Kristof failed to ponder why rich Muslim nations like Kuwait, Saudi Arabia, and the United Arab Emirates aren’t taking in their nearby, suffering co-religionists. Instead, he dumped historical guilt on America.
The obstacle was an American wariness toward refugees that outweighed sympathy. After the 1938 Kristallnacht pogrom against Jews, a poll found that 94 percent of Americans disapproved of Nazi treatment of Jews, but 72 percent still objected to admitting large numbers of Jews.
The reasons for the opposition then were the same as they are for rejecting Syrians or Hondurans today: We can’t afford it, we should look after Americans first, we can’t accept everybody, they’ll take American jobs, they’re dangerous and different.
“The United States, if it continues to be the world’s asylum and poorhouse, would soon wreck its present economic life,” the New York Chamber of Commerce warned in 1934.
Some readers are objecting: But Jews weren’t a threat the way Syrian refugees are! In the 1930s and ’40s, though, a world war was underway and Jews were widely seen as potential Communists or even Nazis. There were widespread fears that Germany would infiltrate the U.S. with spies and saboteurs under the cover that they were Jewish refugees.
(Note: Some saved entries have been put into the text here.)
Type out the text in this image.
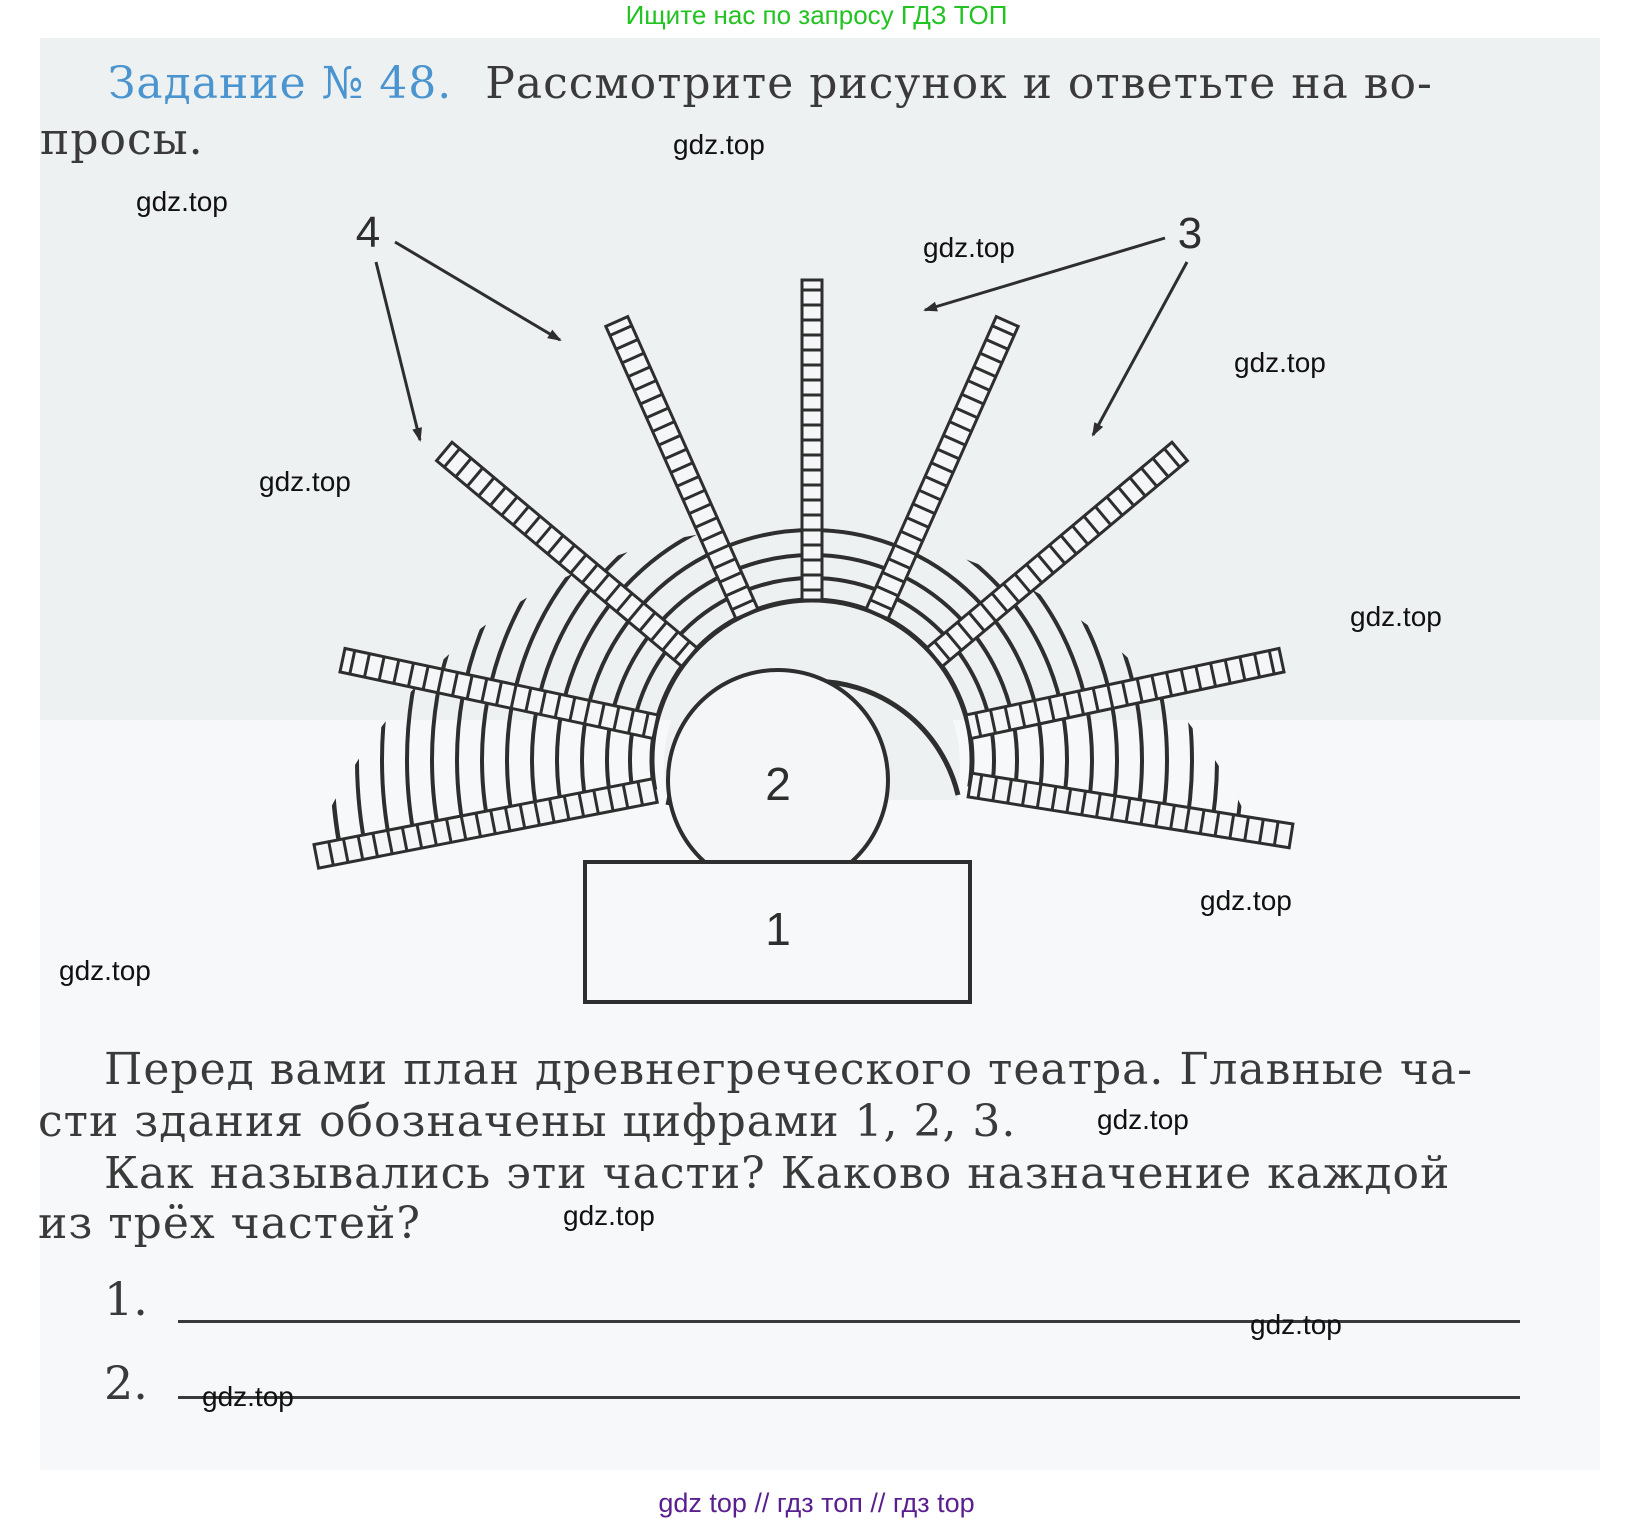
Ищите нас по запросу ГДЗ ТОП
Задание № 48. Рассмотрите рисунок и ответьте на во-
просы.
2
1
4	3
Перед вами план древнегреческого театра. Главные ча-
сти здания обозначены цифрами 1, 2, 3.
Как назывались эти части? Каково назначение каждой
из трёх частей?
1.
2.
gdz.top
gdz.top
gdz.top
gdz.top
gdz.top
gdz.top
gdz.top
gdz.top
gdz.top
gdz.top
gdz.top
gdz.top
gdz top // гдз топ // гдз top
In this political environment, officials and politicians lost all humanity.
Kristof, the sometime pacifist, wants Obama to intervene in Syria.
History rhymes. As I’ve periodically argued, President Obama’s reluctance to do more to try to end the slaughter in Syria casts a shadow on his legacy, and there’s simply no excuse for the world’s collective failure to ensure that Syrian refugee children in neighboring countries at least get schooling.
Today, to our shame, Anne Frank is a Syrian girl.
Kristof picks and chooses his military interventions, often it seems, based on which political party holds the presidency. Kristof bragged that we were being greeted as liberators in Libya in a 2011 column that has not aged particularly well.
In July 2003, Kristof, who opposed the Iraq War, argued for U.S. intervention in Liberia. He callously explained why he favored intervention there while being against it in Iraq: “The difference is not that Saddam slaughtered at most 1 percent of his population over the last 14 years, while Liberian warfare has killed more than 6 percent of its population so far.” So Saddam's slaughter of "at most" 200,000 people? Someone willing to play such number games to justify one intervention but not another doesn’t get high marks for either sensitivity or consistency, and it certainly doesn’t inspire confidence in his ahistorical comparison of Nazi Germany and present-day Syria.